A study on a pair of male sibs to reach for the etiological understanding of unusual skull base/spine maldevelopment.


Previously, radiographs alone were used to formulate this diagnosis. Here, three-dimensional computed tomography (3D CT) studies further clarified the typical diagnostic findings associated with spondylocostal dysostosis (SCD). Interestingly, patients with SCD are at increased risk for diffuse skull base/cervical fusion syndromes and can result in severe neurologic deficits associated with any degree of trauma.


Classically SCD is defined as a skeletal dysplasia with clinical and radiologic manifestations, consisting of short neck and trunk, nonprogressive scoliosis and abnormalities of vertebral segmentation and of the ribs. Radiograms have been adopted as the only modality for the classification and prognostication of patients with SCD.


Detailed clinical and radiographic examinations were undertaken with emphasis on the significance of the 3D CT scanning.

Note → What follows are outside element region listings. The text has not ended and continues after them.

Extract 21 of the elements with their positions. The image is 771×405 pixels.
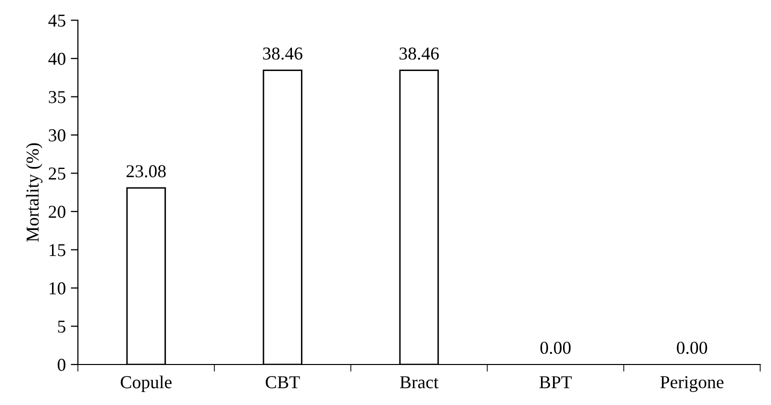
y-tick-label: 0: [58, 358, 66, 371]
data-label: 23.08: [126, 165, 166, 178]
y-tick-label: 10: [50, 282, 66, 294]
y-tick-label: 35: [48, 91, 66, 104]
data-label: 0.00: [540, 342, 571, 354]
data-label: 38.46: [263, 47, 302, 60]
data-label: 0.00: [676, 342, 708, 354]
x-tick-label: Bract: [400, 376, 438, 388]
x-tick-label: Perigone: [660, 376, 724, 392]
y-tick-label: 5: [58, 320, 66, 333]
y-tick-label: 20: [48, 206, 66, 218]
y-tick-label: 45: [48, 14, 66, 27]
y-tick-label: 30: [48, 129, 66, 142]
y-axis-title: Mortality (%): [26, 143, 42, 242]
y-tick-label: 15: [50, 244, 66, 256]
x-tick-label: Copule: [120, 376, 172, 392]
data-label: 38.46: [400, 47, 439, 60]
y-tick-label: 25: [48, 168, 66, 180]
y-tick-label: 40: [48, 52, 66, 65]
x-tick-label: BPT: [539, 376, 572, 388]
x-tick-label: CBT: [266, 376, 300, 388]
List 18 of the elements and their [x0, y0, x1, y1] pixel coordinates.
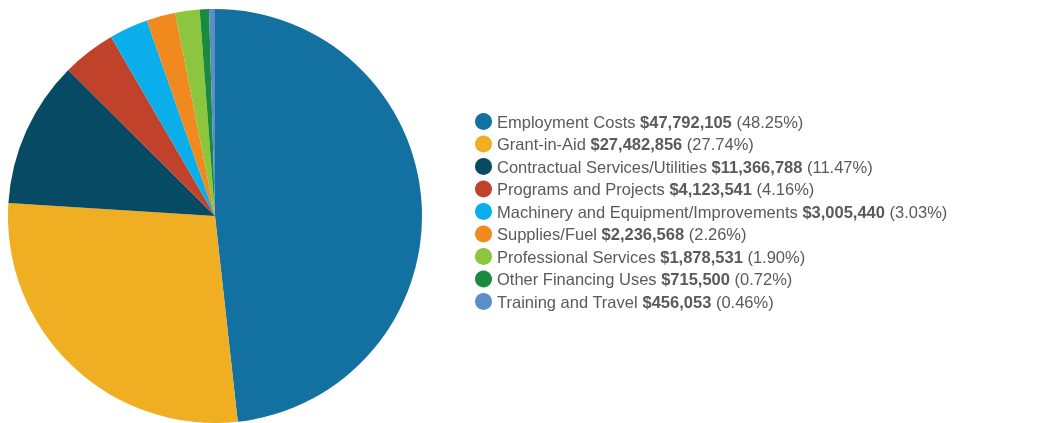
data-label: $2,236,568 (2.26%): [601, 225, 747, 243]
legend-label: Employment Costs: [497, 112, 636, 131]
data-label: $11,366,788 (11.47%): [711, 157, 873, 176]
data-label: $3,005,440 (3.03%): [802, 202, 948, 221]
legend-label: Machinery and Equipment/Improvements: [497, 202, 798, 221]
data-label: $456,053 (0.46%): [642, 292, 774, 311]
data-label: $1,878,531 (1.90%): [660, 247, 806, 266]
data-label: $27,482,856 (27.74%): [590, 135, 754, 153]
legend-label: Professional Services: [497, 247, 656, 266]
legend-label: Contractual Services/Utilities: [497, 157, 707, 176]
data-label: $47,792,105 (48.25%): [640, 112, 804, 131]
legend-label: Programs and Projects: [497, 180, 665, 198]
legend-label: Training and Travel: [497, 292, 638, 311]
data-label: $4,123,541 (4.16%): [669, 180, 815, 198]
legend-label: Other Financing Uses: [497, 270, 657, 288]
legend-label: Supplies/Fuel: [497, 225, 597, 243]
legend-label: Grant-in-Aid: [497, 135, 586, 153]
data-label: $715,500 (0.72%): [661, 270, 793, 288]
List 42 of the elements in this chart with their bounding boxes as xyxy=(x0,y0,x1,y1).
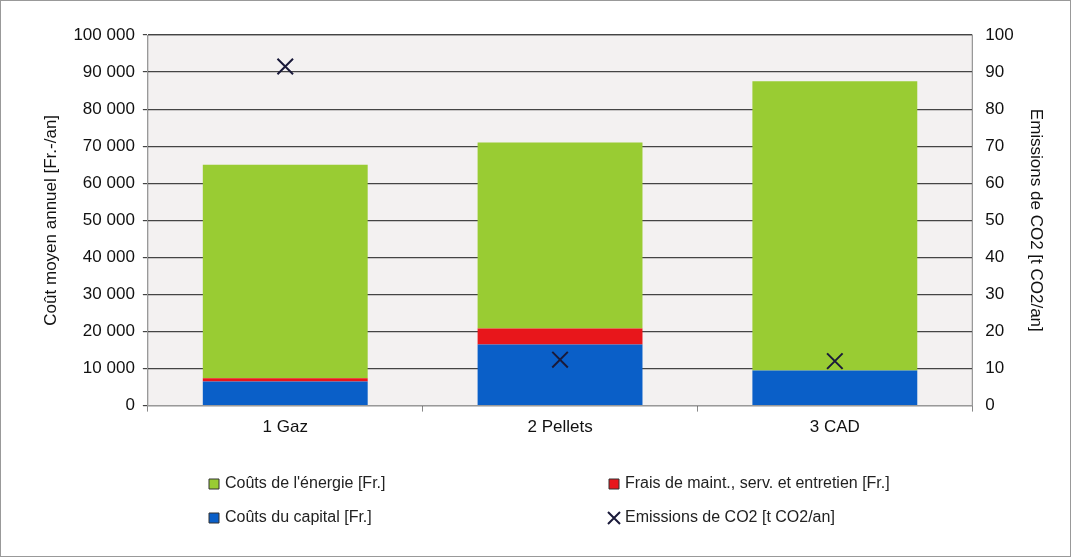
y-tick-label: 0 xyxy=(125,395,135,415)
point xyxy=(551,350,569,369)
y2-axis-title: Emissions de CO2 [t CO2/an] xyxy=(1027,108,1047,332)
bar xyxy=(477,344,643,405)
point xyxy=(826,352,844,370)
legend-label: Coûts de l'énergie [Fr.] xyxy=(225,474,386,492)
bar xyxy=(477,142,643,329)
x-tick-label: 1 Gaz xyxy=(262,417,308,437)
y-tick-label: 40 000 xyxy=(82,247,135,267)
y-tick-label: 80 000 xyxy=(82,98,135,118)
y-axis-title: Coût moyen annuel [Fr.-/an] xyxy=(40,114,60,326)
y-tick-label: 60 000 xyxy=(82,172,135,192)
bar xyxy=(202,381,368,405)
y2-tick-label: 80 xyxy=(985,98,1005,118)
bar xyxy=(202,164,368,379)
y2-tick-label: 10 xyxy=(985,358,1005,378)
bar xyxy=(477,328,643,345)
point xyxy=(276,57,295,76)
bar xyxy=(752,81,918,371)
y-tick-label: 70 000 xyxy=(82,135,135,155)
y2-tick-label: 30 xyxy=(985,284,1005,304)
y2-tick-label: 90 xyxy=(985,61,1005,81)
y-tick-label: 20 000 xyxy=(82,321,135,341)
y2-tick-label: 50 xyxy=(985,209,1005,229)
bar xyxy=(752,370,918,405)
y2-tick-label: 20 xyxy=(985,321,1005,341)
legend-label: Frais de maint., serv. et entretien [Fr.] xyxy=(625,474,890,492)
y-tick-label: 90 000 xyxy=(82,61,135,81)
y-tick-label: 50 000 xyxy=(82,209,135,229)
y2-tick-label: 40 xyxy=(985,247,1005,267)
x-tick-label: 2 Pellets xyxy=(527,417,593,437)
legend-label: Emissions de CO2 [t CO2/an] xyxy=(625,508,835,526)
y2-tick-label: 100 xyxy=(985,24,1014,44)
y-tick-label: 30 000 xyxy=(82,284,135,304)
y2-tick-label: 70 xyxy=(985,135,1005,155)
y2-tick-label: 60 xyxy=(985,172,1005,192)
y-tick-label: 100 000 xyxy=(73,24,135,44)
y2-tick-label: 0 xyxy=(985,395,995,415)
legend-label: Coûts du capital [Fr.] xyxy=(225,508,372,526)
x-tick-label: 3 CAD xyxy=(809,417,860,437)
bar xyxy=(202,378,368,382)
y-tick-label: 10 000 xyxy=(82,358,135,378)
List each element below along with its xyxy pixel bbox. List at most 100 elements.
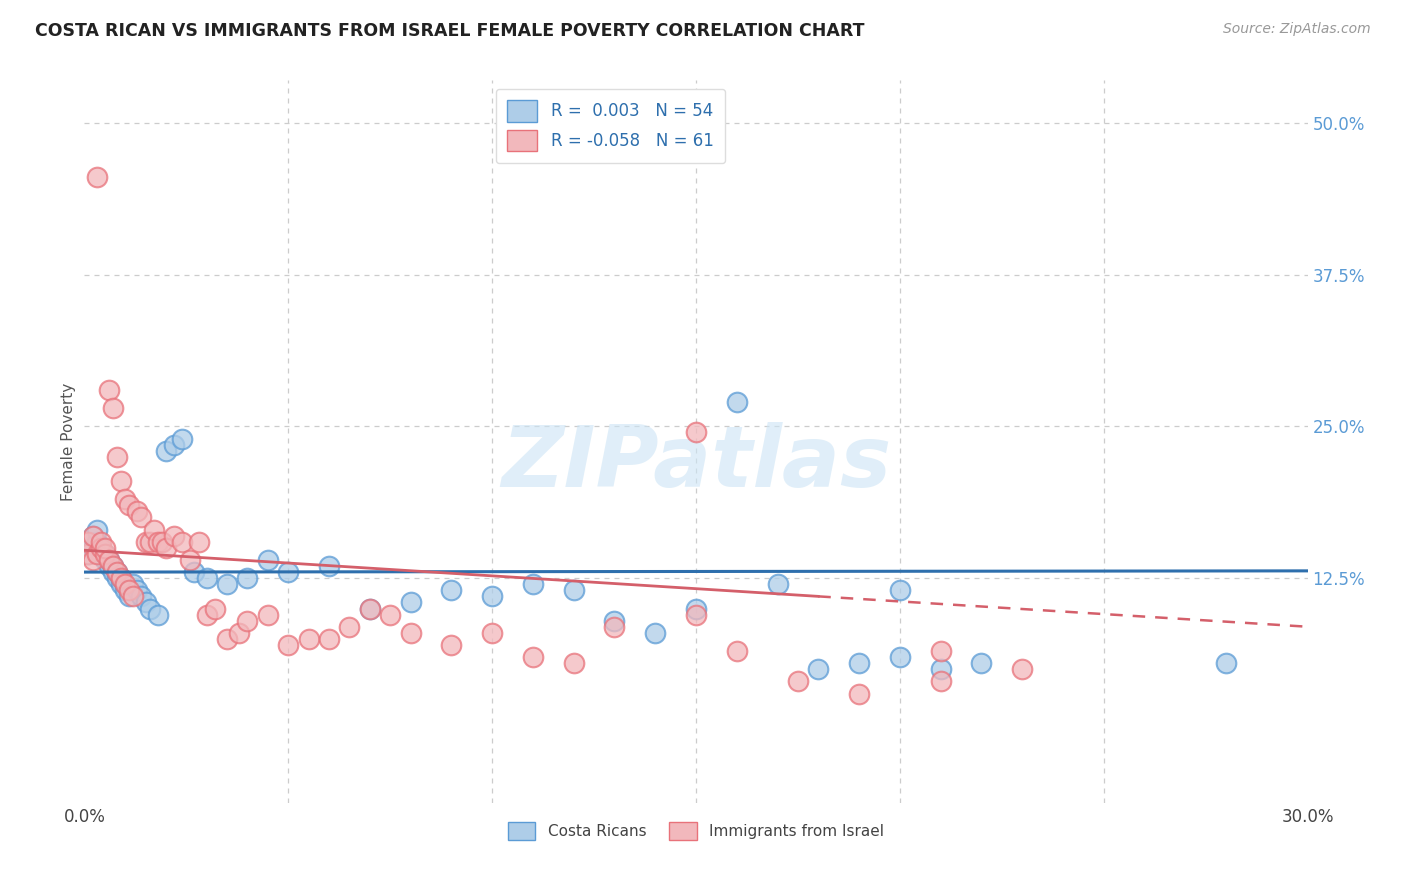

We observed extensive fusion of the clivus with the cervical/entire spine, resulting in a remarkable solid, immobile, and fixed bony ankylosis of extremely serious outcome.


Patients with spondylcostal dysostosis are predisposed to develop extensive skull-base-cervical spine fusion. The latter might lead to the development of a solid, immobile, and fixed bony ankylosis. In children/adults trivial injuries and/or high-energy trauma can lead to serious intracranial and spinal cord injury. Comprehensive orthopedic and neurosurgeons management must follow the recognition of these anomalies. To the best of our knowledge, no previous CT studies of the spine have been published in patients with SCD.